Colonel Kumar Lama is accused of committing the alleged crimes in Nepal during the country's civil war in 2005.

The 46-year-old, currently seconded to the UN, was arrested at his East Sussex home by the Met Police on Thursday.

He faces trial in Britain under a law that allows prosecution of alleged war criminals.

Col Lama spoke once to confirm his identity at the hearing, where he was charged with intentionally "inflicting severe pain or suffering" as a public official on two separate individuals.

The offences are thought to have taken place between April and May 2005 and April and October 2005 at the Gorusinghe Army Barracks in Kapilvastu, Nepal.

Protest note

Col Lama's arrest in St Leonards-on-Sea near Hastings has angered the Nepalese government, who have requested Col Lama's immediate release.

They have summoned the UK ambassador in Kathmandu to protest and instructed the Nepalese embassy in London to submit a protest note to Downing Street.
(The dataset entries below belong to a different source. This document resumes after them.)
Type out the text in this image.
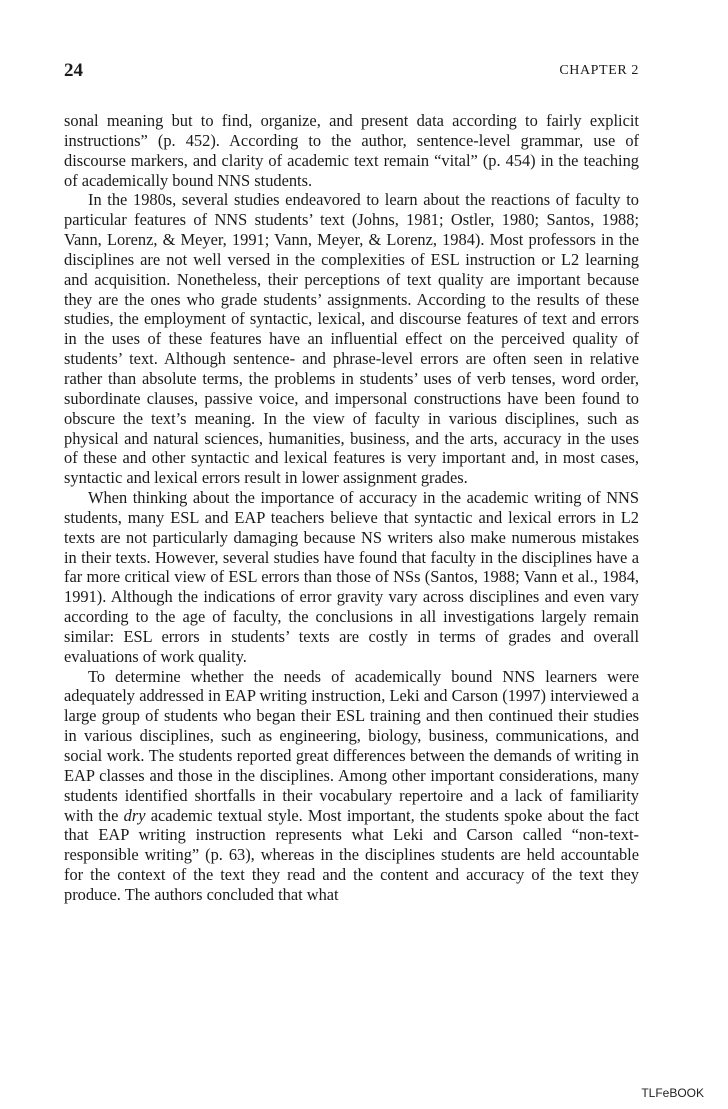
24	CHAPTER 2

sonal meaning but to find, organize, and present data according to fairly explicit instructions” (p. 452). According to the author, sentence-level grammar, use of discourse markers, and clarity of academic text remain “vital” (p. 454) in the teaching of academically bound NNS students.

In the 1980s, several studies endeavored to learn about the reactions of faculty to particular features of NNS students’ text (Johns, 1981; Ostler, 1980; Santos, 1988; Vann, Lorenz, & Meyer, 1991; Vann, Meyer, & Lorenz, 1984). Most professors in the disciplines are not well versed in the complexities of ESL instruction or L2 learning and acquisition. Nonetheless, their perceptions of text quality are important because they are the ones who grade students’ assignments. According to the results of these studies, the employment of syntactic, lexical, and discourse features of text and errors in the uses of these features have an influential effect on the perceived quality of students’ text. Although sentence- and phrase-level errors are often seen in relative rather than absolute terms, the problems in students’ uses of verb tenses, word order, subordinate clauses, passive voice, and impersonal constructions have been found to obscure the text’s meaning. In the view of faculty in various disciplines, such as physical and natural sciences, humanities, business, and the arts, accuracy in the uses of these and other syntactic and lexical features is very important and, in most cases, syntactic and lexical errors result in lower assignment grades.

When thinking about the importance of accuracy in the academic writing of NNS students, many ESL and EAP teachers believe that syntactic and lexical errors in L2 texts are not particularly damaging because NS writers also make numerous mistakes in their texts. However, several studies have found that faculty in the disciplines have a far more critical view of ESL errors than those of NSs (Santos, 1988; Vann et al., 1984, 1991). Although the indications of error gravity vary across disciplines and even vary according to the age of faculty, the conclusions in all investigations largely remain similar: ESL errors in students’ texts are costly in terms of grades and overall evaluations of work quality.

To determine whether the needs of academically bound NNS learners were adequately addressed in EAP writing instruction, Leki and Carson (1997) interviewed a large group of students who began their ESL training and then continued their studies in various disciplines, such as engineering, biology, business, communications, and social work. The students reported great differences between the demands of writing in EAP classes and those in the disciplines. Among other important considerations, many students identified shortfalls in their vocabulary repertoire and a lack of familiarity with the dry academic textual style. Most important, the students spoke about the fact that EAP writing instruction represents what Leki and Carson called “non-text-responsible writing” (p. 63), whereas in the disciplines students are held accountable for the context of the text they read and the content and accuracy of the text they produce. The authors concluded that what

TLFeBOOK
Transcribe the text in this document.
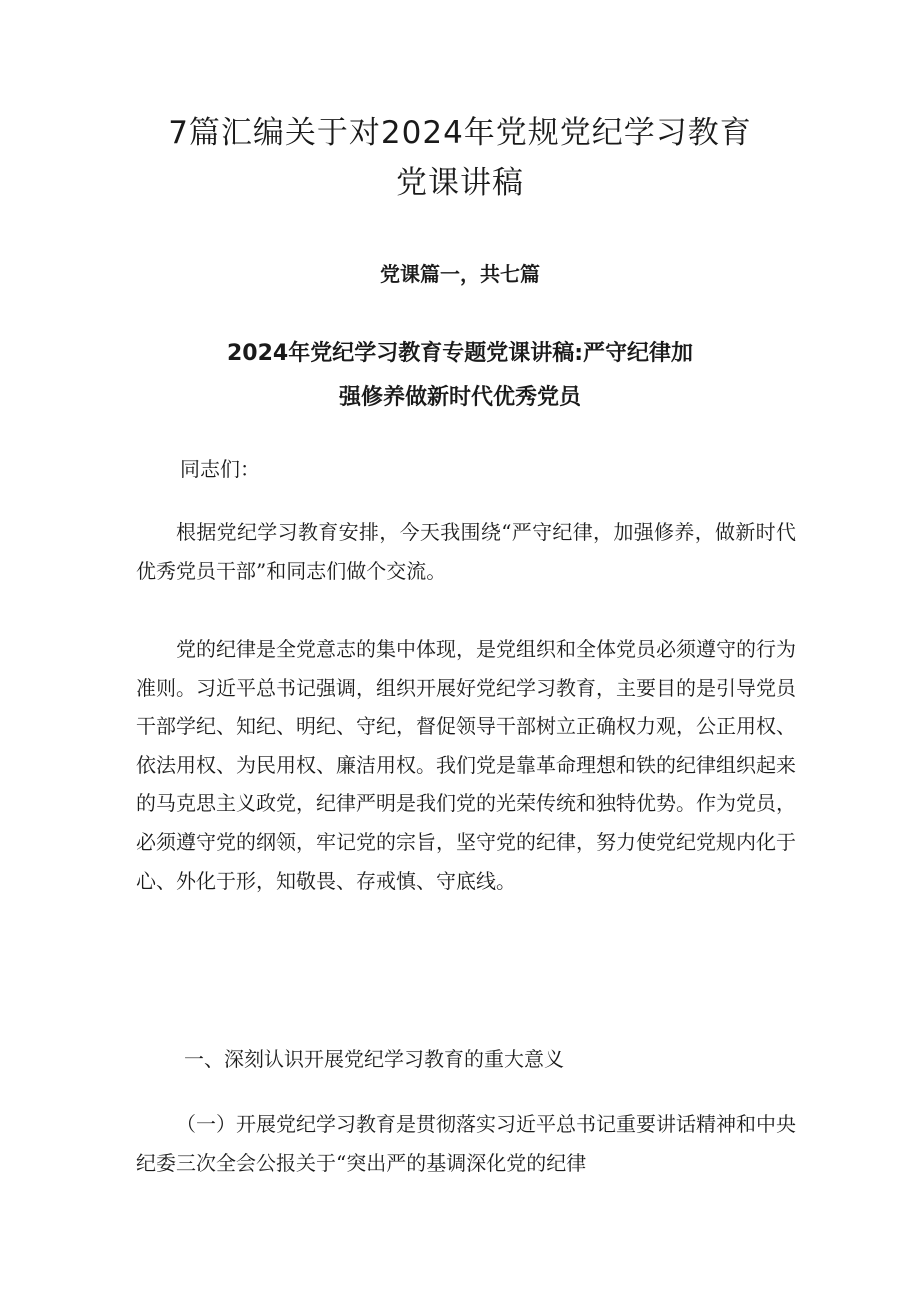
7篇汇编关于对2024年党规党纪学习教育
党课讲稿

党课篇一，共七篇

2024年党纪学习教育专题党课讲稿:严守纪律加
强修养做新时代优秀党员

同志们：

根据党纪学习教育安排，今天我围绕“严守纪律，加强修养，做新时代优秀党员干部”和同志们做个交流。

党的纪律是全党意志的集中体现，是党组织和全体党员必须遵守的行为准则。习近平总书记强调，组织开展好党纪学习教育，主要目的是引导党员干部学纪、知纪、明纪、守纪，督促领导干部树立正确权力观，公正用权、依法用权、为民用权、廉洁用权。我们党是靠革命理想和铁的纪律组织起来的马克思主义政党，纪律严明是我们党的光荣传统和独特优势。作为党员，必须遵守党的纲领，牢记党的宗旨，坚守党的纪律，努力使党纪党规内化于心、外化于形，知敬畏、存戒慎、守底线。

一、深刻认识开展党纪学习教育的重大意义

（一）开展党纪学习教育是贯彻落实习近平总书记重要讲话精神和中央纪委三次全会公报关于“突出严的基调深化党的纪律
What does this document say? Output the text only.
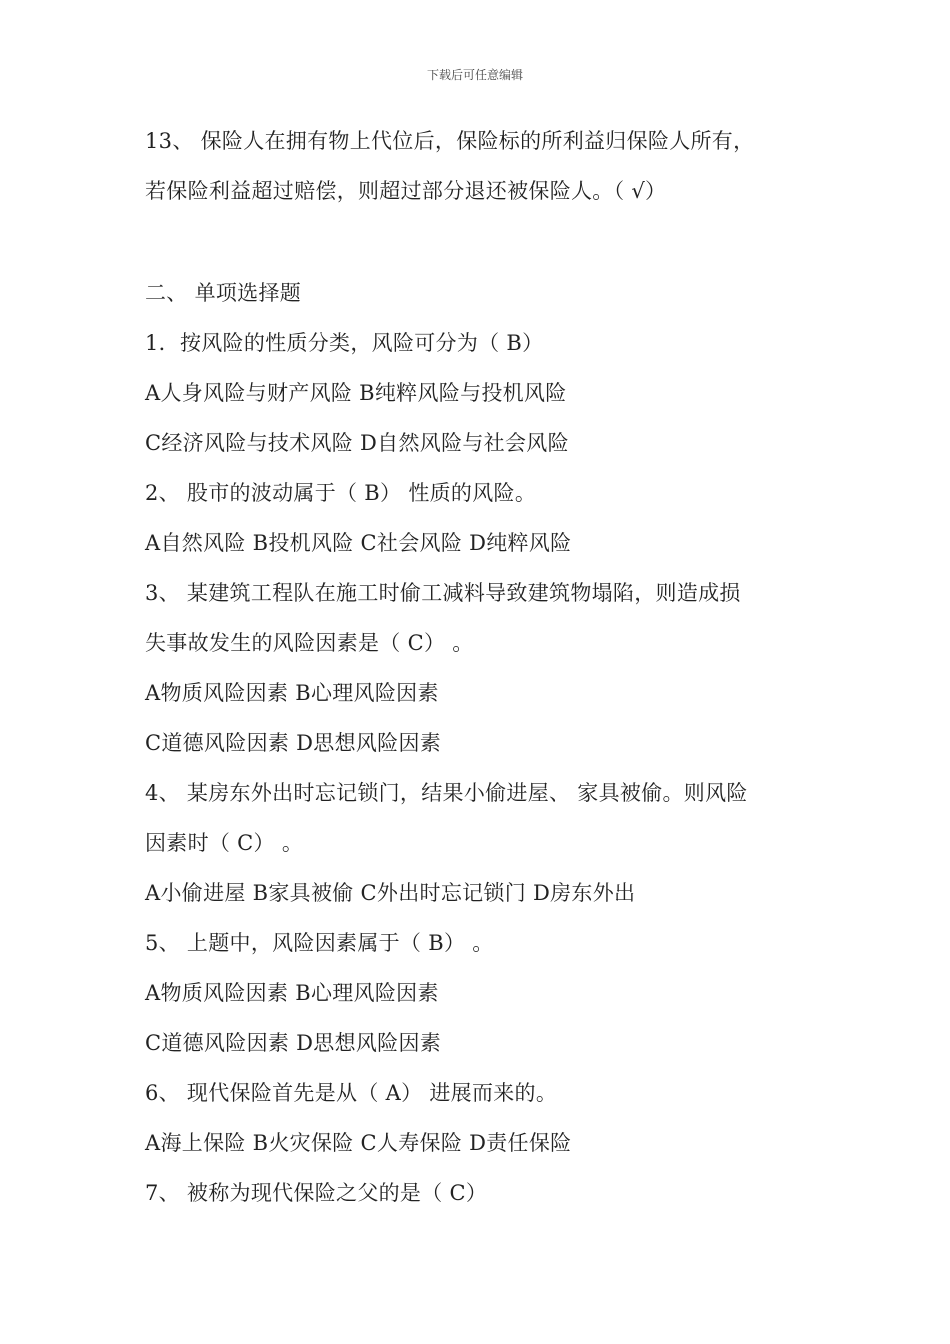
下载后可任意编辑
13、 保险人在拥有物上代位后，保险标的所利益归保险人所有，
若保险利益超过赔偿，则超过部分退还被保险人。（ √）
二、 单项选择题
1．按风险的性质分类，风险可分为（ B）
A人身风险与财产风险 B纯粹风险与投机风险
C经济风险与技术风险 D自然风险与社会风险
2、 股市的波动属于（ B） 性质的风险。
A自然风险 B投机风险 C社会风险 D纯粹风险
3、 某建筑工程队在施工时偷工减料导致建筑物塌陷，则造成损
失事故发生的风险因素是（ C） 。
A物质风险因素 B心理风险因素
C道德风险因素 D思想风险因素
4、 某房东外出时忘记锁门，结果小偷进屋、 家具被偷。则风险
因素时（ C） 。
A小偷进屋 B家具被偷 C外出时忘记锁门 D房东外出
5、 上题中，风险因素属于（ B） 。
A物质风险因素 B心理风险因素
C道德风险因素 D思想风险因素
6、 现代保险首先是从（ A） 进展而来的。
A海上保险 B火灾保险 C人寿保险 D责任保险
7、 被称为现代保险之父的是（ C）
Two diplomats from the Nepalese embassy were at Westminster Magistrates for the short hearing.

Col Lama is currently employed as a UN peace keeper in South Sudan. He was due to return to Africa on Saturday after a Christmas break to the UK, but was arrested on 3 January.

The court heard the colonel had previously served as a UN peacekeeper in Sierra Leone and twice in Lebanon.

District Judge Quentin Purdy ordered the 46-year-old to remain in custody before he appears at the Old Bailey in London on 24 January.